Lamar Smith, the Texas Republican who chairs the House Science Committee, sounded the starting gun for an intensified contest in Congress over federal science on Tuesday, sparring with a former Democratic congressman who now leads the nation’s top science association.
The standoff pitted Smith, a long-time crusader against mainstream climate science, against Rush Holt, who now heads the prestigious American Association for the Advancement of Science.
They debated proposed limits on how the government uses science and clashed over one particular hot-button scientific study by the National Oceanic and Atmospheric Administration (NOAA) that refuted theories of a pause in global warming. That “pause” has been a favored arguing point among those who deny climate change.
The two men played familiar roles as adversaries in what is expected to be a much broader struggle over climate science and scientific integrity in the coming months.
In one case, Smith demanded that an article by government scientists in the peer-reviewed journal Science be retracted. Holt brushed the suggestion aside.
The NOAA study in question, from 2015, has been affirmed by several other scientific researchers.
Smith, however, pointed to questions about the research raised Sunday by a former NOAA scientist in the British tabloid The Daily Mail, as evidence of what he called “falsifying data to justify a partisan agenda.” The article, written by David Rose, has been roundly criticized by climate scientists, diplomats, and others, who have pointed out a number of flaws and errors. A graph that ran with the story had to be corrected because of an incorrect and misleading baseline, pointed out on Twitter by a NASA scientist.
Rose based the article’s conclusions on comments by former NOAA scientist John Bates, who said other NOAA scientists had rushed that study to publication despite issues with some data. But on Tuesday, Bates said in an interview that he was not accusing the scientists of tampering with data.
“This is not the making of a big scandal,” said Holt, who is in effect the publisher of Science. “This is an internal dispute between two factions in an agency. There is nothing in the Karl paper that, in our current analysis, suggests retraction.”
Smith shot back, “I encourage you to talk to Dr. Bates, because what he’s said to me is that they falsified data. It may be more serious than you think.”
The NOAA research has become a political lightning rod; its findings undercut a key talking point of opponents of climate action, who frequently argued that there was no warming since 1998. Smith has used his chairmanship of the House Science Committee to take on NOAA, subpoenaing the agency for release of the scientists’ emails. The conservative legal group, Judicial Watch, joined the fray, filing suit to force NOAA to release 8,000 pages of the researchers’ communications.
It is just one front in a war that Smith plans to wage to reshape the conduct of science by the federal government.
He said he will soon revive a bill he has introduced repeatedly, but which had no chance of enactment in the Obama administration: the Secret Science Reform Act. It would require federal agencies to use only scientific research that is public and reproducible to inform regulation. Smith expressed hope that his proposal will have legs under President Donald Trump.

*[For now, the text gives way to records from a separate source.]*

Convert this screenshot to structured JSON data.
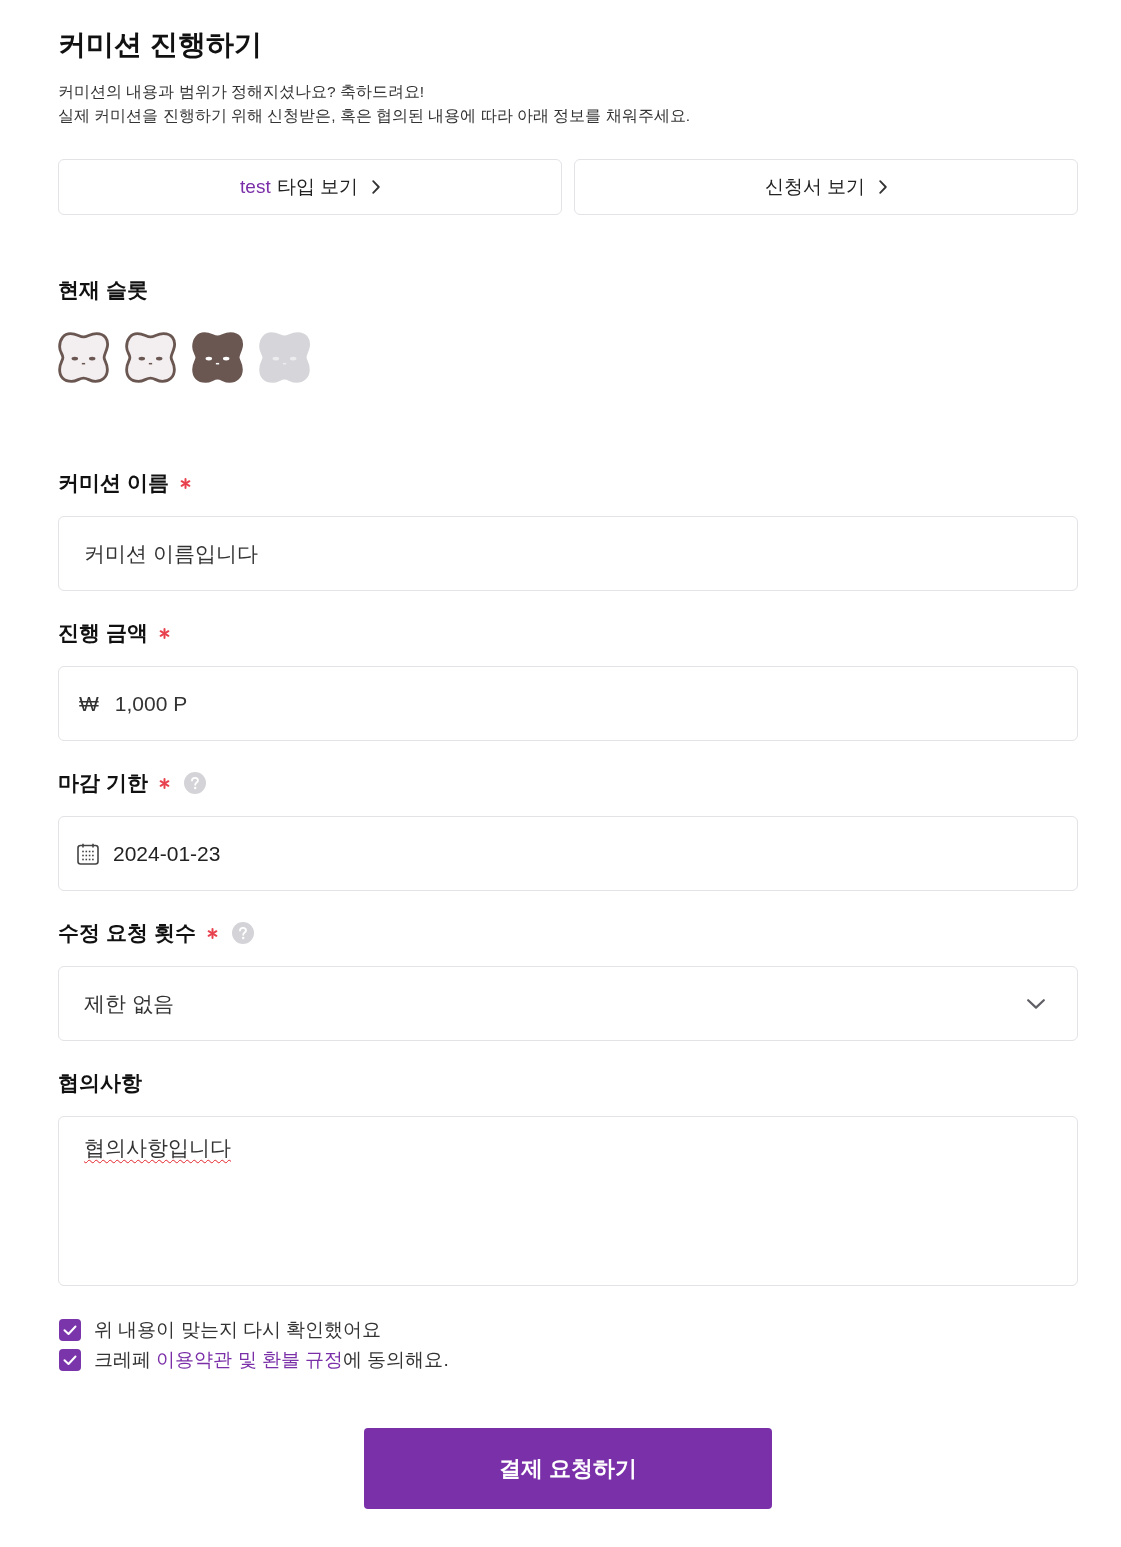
{
  "title": "커미션 진행하기",
  "intro": [
    "커미션의 내용과 범위가 정해지셨나요? 축하드려요!",
    "실제 커미션을 진행하기 위해 신청받은, 혹은 협의된 내용에 따라 아래 정보를 채워주세요."
  ],
  "view_buttons": [
    {
      "accent": "test",
      "label": "타입 보기"
    },
    {
      "label": "신청서 보기"
    }
  ],
  "slots": {
    "label": "현재 슬롯",
    "items": [
      {
        "kind": "outline"
      },
      {
        "kind": "outline"
      },
      {
        "kind": "solid"
      },
      {
        "kind": "faded"
      }
    ]
  },
  "fields": [
    {
      "kind": "text",
      "label": "커미션 이름",
      "required": true,
      "help": false,
      "value": "커미션 이름입니다"
    },
    {
      "kind": "amount",
      "label": "진행 금액",
      "required": true,
      "help": false,
      "prefix": "₩",
      "value": "1,000 P"
    },
    {
      "kind": "date",
      "label": "마감 기한",
      "required": true,
      "help": true,
      "value": "2024-01-23"
    },
    {
      "kind": "select",
      "label": "수정 요청 횟수",
      "required": true,
      "help": true,
      "value": "제한 없음"
    },
    {
      "kind": "textarea",
      "label": "협의사항",
      "required": false,
      "help": false,
      "value": "협의사항입니다",
      "misspelled": true
    }
  ],
  "agreements": [
    {
      "checked": true,
      "parts": [
        {
          "kind": "text",
          "text": "위 내용이 맞는지 다시 확인했어요"
        }
      ]
    },
    {
      "checked": true,
      "parts": [
        {
          "kind": "text",
          "text": "크레페 "
        },
        {
          "kind": "link",
          "text": "이용약관 및 환불 규정"
        },
        {
          "kind": "text",
          "text": "에 동의해요."
        }
      ]
    }
  ],
  "submit": {
    "label": "결제 요청하기"
  }
}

“With the transition to a new administration, there is now an opportunity to right the ship at the EPA and steer the agency in the right direction,” he said in opening the hearing, which, despite the focus on NOAA, was called “Making the EPA Great Again.”
One of the committee’s Democrats, Don Beyer of Virginia, took on Smith, donning a red Trump-style baseball cap labeled “Keeping the EPA Great,” when it was his turn to speak.
“Under President Obama, EPA took action to tackle climate change which most scientists agree is the major threat to the planet and the human race,” Beyer said. “It will not help anyone by disputing climate science with stories from white nationalist websites like Breitbart or tabloids like the Daily Mail.” (The House Science Committee’s official Twitter feed has retweeted both in recent weeks.) Smith, unfazed, said that if he had his own baseball cap, it would read, “Keeping the EPA Honest.”
The committee’s ranking Democrat, Eddie Johnson of Texas, said she was “disappointed but not really surprised” that the first hearing of the new Congress was “focused on attacking EPA, so often the theme of these hearings.”
But Smith has plenty of support on a committee where the Republicans largely share his denial of climate science. “We have people telling us global warming is causing the drought in California. Now it’s global warming causing the flooding in California,” said Dana Rohrabacher, (R-Calif.) “We have all these contradicting results. We have every reason to be skeptical that our scientific community is maintaining its integrity.”
Holt said he was asking not for trust in scientists, but for trust in the scientific process. “We shouldn’t second-guess the results or let one’s dislike for an outcome lead one to challenge outcomes for unscientific reasons,” he said.